Mr Moffett said the problems included a "very roughly cut" path towards the grave which had become "grossly overgrown" and dangerous, with weeds all over the graveyard as high as three feet.
"It's just really poor management," he told the Belfast.
"There's never anyone in the office and you can't find a water tap anywhere for flowers.
"The uneven edges on the path meant I nearly fell. Can you imagine elderly people or those in a wheelchair trying to visit their family grave, it would be impossible."
"It really disappointed me, because when you come up here you drive past Stormont and despite two years without a government the grass is always perfect."
Mrs Moffett added: "I was just totally horrified. It's hard enough to come to the grave of your own child who died young, but we just couldn't stop crying when we looked around.
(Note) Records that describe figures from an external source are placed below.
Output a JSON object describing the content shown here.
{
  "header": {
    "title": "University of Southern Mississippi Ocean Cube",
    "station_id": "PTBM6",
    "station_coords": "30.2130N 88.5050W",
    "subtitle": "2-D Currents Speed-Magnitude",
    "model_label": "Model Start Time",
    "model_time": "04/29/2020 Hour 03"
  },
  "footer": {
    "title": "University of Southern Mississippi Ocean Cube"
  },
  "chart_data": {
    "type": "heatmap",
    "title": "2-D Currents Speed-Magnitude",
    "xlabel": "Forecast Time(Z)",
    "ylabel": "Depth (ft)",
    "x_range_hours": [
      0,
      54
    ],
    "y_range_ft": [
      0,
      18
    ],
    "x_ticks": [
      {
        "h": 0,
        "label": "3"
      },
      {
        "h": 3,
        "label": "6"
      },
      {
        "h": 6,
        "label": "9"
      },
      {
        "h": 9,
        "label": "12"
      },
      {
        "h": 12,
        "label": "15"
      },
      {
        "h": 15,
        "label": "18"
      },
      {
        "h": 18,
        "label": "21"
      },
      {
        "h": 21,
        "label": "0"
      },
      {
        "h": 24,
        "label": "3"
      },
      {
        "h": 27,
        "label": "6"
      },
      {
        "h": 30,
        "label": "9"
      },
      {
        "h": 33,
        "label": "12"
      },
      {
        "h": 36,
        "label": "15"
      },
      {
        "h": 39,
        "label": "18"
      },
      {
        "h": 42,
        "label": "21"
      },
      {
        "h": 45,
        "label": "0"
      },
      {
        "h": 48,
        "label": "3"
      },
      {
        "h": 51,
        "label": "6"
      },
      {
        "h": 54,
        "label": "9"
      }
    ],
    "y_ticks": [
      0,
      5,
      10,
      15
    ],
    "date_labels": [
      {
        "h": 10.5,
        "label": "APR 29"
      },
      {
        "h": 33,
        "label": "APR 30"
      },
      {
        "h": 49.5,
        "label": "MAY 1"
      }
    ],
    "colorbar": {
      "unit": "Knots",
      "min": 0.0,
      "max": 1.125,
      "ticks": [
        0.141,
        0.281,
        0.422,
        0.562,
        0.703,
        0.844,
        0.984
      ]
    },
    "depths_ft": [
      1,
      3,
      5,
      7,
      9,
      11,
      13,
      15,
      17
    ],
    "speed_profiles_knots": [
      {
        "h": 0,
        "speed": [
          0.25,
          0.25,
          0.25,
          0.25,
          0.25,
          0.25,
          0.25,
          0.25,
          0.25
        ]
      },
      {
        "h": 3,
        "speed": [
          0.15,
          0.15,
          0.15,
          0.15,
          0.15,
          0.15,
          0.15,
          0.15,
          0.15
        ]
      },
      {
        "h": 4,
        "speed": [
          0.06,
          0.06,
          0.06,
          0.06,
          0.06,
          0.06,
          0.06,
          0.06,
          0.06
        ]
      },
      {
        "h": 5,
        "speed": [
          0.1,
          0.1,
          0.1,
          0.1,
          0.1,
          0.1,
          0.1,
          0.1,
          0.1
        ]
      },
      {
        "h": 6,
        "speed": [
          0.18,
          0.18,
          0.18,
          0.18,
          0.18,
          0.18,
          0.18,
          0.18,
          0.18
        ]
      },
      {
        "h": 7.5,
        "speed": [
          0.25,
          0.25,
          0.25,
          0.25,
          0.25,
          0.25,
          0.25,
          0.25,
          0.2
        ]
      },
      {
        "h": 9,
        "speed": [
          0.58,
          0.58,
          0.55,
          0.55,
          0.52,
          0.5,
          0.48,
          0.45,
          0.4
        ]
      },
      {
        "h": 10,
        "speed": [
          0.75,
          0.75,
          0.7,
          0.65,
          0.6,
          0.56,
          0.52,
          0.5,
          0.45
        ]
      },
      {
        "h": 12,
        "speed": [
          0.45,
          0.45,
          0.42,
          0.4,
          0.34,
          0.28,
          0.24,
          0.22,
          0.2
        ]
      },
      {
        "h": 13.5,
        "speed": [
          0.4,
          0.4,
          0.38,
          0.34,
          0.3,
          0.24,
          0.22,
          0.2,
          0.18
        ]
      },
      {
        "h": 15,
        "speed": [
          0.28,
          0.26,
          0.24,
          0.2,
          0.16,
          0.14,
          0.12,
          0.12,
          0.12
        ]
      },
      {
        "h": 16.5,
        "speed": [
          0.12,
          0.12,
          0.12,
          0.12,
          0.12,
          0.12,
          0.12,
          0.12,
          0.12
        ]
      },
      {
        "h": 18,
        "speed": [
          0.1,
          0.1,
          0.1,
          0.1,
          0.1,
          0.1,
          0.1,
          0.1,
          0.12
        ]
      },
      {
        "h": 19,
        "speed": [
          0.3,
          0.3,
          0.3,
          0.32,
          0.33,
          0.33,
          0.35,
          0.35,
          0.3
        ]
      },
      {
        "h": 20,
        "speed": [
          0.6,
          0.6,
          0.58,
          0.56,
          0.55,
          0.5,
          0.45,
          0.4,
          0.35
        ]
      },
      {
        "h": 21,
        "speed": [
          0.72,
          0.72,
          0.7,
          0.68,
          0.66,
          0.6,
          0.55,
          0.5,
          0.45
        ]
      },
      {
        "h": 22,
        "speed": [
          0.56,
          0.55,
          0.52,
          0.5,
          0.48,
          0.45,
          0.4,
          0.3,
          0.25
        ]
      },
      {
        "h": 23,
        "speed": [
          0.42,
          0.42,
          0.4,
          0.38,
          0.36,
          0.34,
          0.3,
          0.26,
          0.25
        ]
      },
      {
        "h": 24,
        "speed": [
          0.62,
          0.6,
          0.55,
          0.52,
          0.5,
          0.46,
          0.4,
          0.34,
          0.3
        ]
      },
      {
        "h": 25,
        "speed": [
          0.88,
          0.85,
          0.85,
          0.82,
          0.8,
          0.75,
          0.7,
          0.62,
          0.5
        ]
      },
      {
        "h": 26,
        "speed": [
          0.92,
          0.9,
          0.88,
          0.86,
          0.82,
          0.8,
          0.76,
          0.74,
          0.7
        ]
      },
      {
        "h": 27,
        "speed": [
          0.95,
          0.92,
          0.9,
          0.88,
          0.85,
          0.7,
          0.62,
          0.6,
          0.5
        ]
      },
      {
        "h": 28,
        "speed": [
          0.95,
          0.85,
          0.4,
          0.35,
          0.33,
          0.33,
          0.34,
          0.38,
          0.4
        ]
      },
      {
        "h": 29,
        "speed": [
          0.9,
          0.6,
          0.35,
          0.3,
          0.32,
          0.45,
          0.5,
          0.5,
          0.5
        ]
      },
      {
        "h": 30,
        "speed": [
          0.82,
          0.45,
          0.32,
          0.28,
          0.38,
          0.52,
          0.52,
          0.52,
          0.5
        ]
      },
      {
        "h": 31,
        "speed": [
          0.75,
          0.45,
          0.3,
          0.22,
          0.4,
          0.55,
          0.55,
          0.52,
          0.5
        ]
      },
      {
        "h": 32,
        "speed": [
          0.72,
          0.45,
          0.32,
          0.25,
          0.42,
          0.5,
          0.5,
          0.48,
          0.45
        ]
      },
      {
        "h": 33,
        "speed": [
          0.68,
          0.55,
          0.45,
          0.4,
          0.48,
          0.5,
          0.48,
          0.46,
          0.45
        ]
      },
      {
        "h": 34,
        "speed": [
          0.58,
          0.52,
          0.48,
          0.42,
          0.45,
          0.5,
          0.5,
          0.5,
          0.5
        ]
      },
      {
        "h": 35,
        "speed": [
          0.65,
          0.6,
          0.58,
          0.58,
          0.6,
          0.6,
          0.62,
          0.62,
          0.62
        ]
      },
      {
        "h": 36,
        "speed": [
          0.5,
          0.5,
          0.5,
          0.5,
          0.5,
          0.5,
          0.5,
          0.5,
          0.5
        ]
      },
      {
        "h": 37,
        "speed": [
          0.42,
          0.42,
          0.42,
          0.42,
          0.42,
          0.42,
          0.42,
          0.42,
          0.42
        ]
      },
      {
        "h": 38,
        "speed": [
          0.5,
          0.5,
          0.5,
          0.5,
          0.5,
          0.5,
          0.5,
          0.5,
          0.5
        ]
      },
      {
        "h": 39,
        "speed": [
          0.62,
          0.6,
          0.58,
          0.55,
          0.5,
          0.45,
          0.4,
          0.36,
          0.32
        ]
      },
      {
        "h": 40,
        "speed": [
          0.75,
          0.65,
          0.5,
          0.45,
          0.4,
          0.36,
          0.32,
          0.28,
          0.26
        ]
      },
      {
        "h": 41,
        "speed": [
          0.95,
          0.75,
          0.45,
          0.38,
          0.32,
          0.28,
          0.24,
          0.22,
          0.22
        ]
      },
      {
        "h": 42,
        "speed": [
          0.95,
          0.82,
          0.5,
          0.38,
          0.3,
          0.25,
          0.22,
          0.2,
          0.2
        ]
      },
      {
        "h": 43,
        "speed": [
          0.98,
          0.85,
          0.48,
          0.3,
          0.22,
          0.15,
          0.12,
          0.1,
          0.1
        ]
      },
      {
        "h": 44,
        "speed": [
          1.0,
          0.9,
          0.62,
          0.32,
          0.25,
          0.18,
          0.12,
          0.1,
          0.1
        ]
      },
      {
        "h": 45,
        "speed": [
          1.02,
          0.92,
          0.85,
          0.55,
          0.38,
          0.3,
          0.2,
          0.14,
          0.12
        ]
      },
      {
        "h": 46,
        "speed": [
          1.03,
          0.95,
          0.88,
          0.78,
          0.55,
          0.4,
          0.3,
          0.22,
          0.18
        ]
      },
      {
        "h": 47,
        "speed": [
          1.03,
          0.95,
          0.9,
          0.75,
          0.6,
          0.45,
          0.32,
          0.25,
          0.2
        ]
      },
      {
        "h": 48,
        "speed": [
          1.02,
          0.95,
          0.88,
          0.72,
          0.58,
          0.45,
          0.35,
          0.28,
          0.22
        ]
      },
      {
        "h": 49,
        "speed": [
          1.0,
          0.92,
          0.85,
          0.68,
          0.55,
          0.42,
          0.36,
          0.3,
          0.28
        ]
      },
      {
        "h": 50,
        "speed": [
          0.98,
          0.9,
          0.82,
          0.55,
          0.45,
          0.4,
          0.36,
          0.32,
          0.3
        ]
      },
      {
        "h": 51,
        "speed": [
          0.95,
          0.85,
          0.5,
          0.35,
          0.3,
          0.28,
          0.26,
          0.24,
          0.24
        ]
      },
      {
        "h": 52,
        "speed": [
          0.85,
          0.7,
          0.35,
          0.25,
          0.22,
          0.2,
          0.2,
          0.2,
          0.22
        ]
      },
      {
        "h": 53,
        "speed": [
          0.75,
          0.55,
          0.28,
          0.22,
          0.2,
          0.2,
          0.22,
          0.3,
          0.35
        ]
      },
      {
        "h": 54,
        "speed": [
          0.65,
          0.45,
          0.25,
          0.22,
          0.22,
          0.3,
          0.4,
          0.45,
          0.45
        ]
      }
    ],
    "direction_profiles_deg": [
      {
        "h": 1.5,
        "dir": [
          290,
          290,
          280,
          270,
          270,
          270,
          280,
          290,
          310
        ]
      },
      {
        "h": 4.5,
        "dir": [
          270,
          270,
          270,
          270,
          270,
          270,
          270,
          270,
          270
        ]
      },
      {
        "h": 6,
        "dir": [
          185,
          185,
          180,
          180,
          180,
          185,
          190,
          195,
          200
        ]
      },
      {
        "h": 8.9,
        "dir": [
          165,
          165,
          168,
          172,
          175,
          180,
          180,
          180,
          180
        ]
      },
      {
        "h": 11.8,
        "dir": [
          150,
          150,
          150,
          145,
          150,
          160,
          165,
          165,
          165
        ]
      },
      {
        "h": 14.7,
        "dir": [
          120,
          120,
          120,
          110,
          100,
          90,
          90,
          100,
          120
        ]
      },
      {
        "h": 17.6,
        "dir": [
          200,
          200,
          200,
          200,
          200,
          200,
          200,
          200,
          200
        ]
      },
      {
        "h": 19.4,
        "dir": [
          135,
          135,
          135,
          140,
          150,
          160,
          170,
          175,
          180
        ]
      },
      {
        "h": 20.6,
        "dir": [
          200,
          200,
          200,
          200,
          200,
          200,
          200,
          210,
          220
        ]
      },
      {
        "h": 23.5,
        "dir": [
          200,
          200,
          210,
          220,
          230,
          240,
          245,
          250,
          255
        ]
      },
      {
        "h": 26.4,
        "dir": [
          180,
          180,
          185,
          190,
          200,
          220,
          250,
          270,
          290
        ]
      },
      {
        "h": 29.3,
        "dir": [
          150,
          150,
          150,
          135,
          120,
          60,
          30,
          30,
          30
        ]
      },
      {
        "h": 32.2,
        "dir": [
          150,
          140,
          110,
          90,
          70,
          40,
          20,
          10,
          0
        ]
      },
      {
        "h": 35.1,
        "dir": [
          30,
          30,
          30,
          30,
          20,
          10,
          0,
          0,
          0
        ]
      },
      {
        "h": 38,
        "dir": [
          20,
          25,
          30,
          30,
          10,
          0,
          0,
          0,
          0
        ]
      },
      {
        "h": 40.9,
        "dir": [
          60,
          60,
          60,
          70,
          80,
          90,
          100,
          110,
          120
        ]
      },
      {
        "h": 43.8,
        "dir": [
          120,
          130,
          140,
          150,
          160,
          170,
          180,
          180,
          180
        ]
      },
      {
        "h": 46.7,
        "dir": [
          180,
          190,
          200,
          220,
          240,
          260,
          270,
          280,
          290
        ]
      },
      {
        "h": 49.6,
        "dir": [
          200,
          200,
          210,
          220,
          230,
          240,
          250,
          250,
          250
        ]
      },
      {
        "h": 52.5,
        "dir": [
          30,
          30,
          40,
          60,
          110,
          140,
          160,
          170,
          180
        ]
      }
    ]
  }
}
"We have to speak out on this, for other people, because it's just so wrong."
A spokesperson for Belfast City Council has said it is working to improve conditions at the cemetery.
"The cemetery is Victorian with graves irregularly sited," they said. "This means that all grass cutting must be carried out by hand-push lawnmowers, which is very labour intensive, over the 41 acre site. As this summer has been both wet and sunny, it has allowed growth to occur very quickly.
"Unfortunately, the grass on the rear section will now have to be cut with strimmers. Additional staff have been allocated to strimming the grass and it is anticipated that this will be completed soon."
They added that weed control was carried out three times every summer using knapsack sprayers, but the layout of the graves also made this labour intensive.
"In all cemeteries, there is the residual risk of uneven ground conditions because of subsidence. In order to make conditions as safe as possible, we have maintained paths through the long grass to most graves.
"There are eight outside taps throughout the site to facilitate the washing of graves and watering of flowers. These are checked every week and when last checked by staff, they were all working.
"We would encourage the public to contact our Cemeteries Team so that we can assist with any further concerns."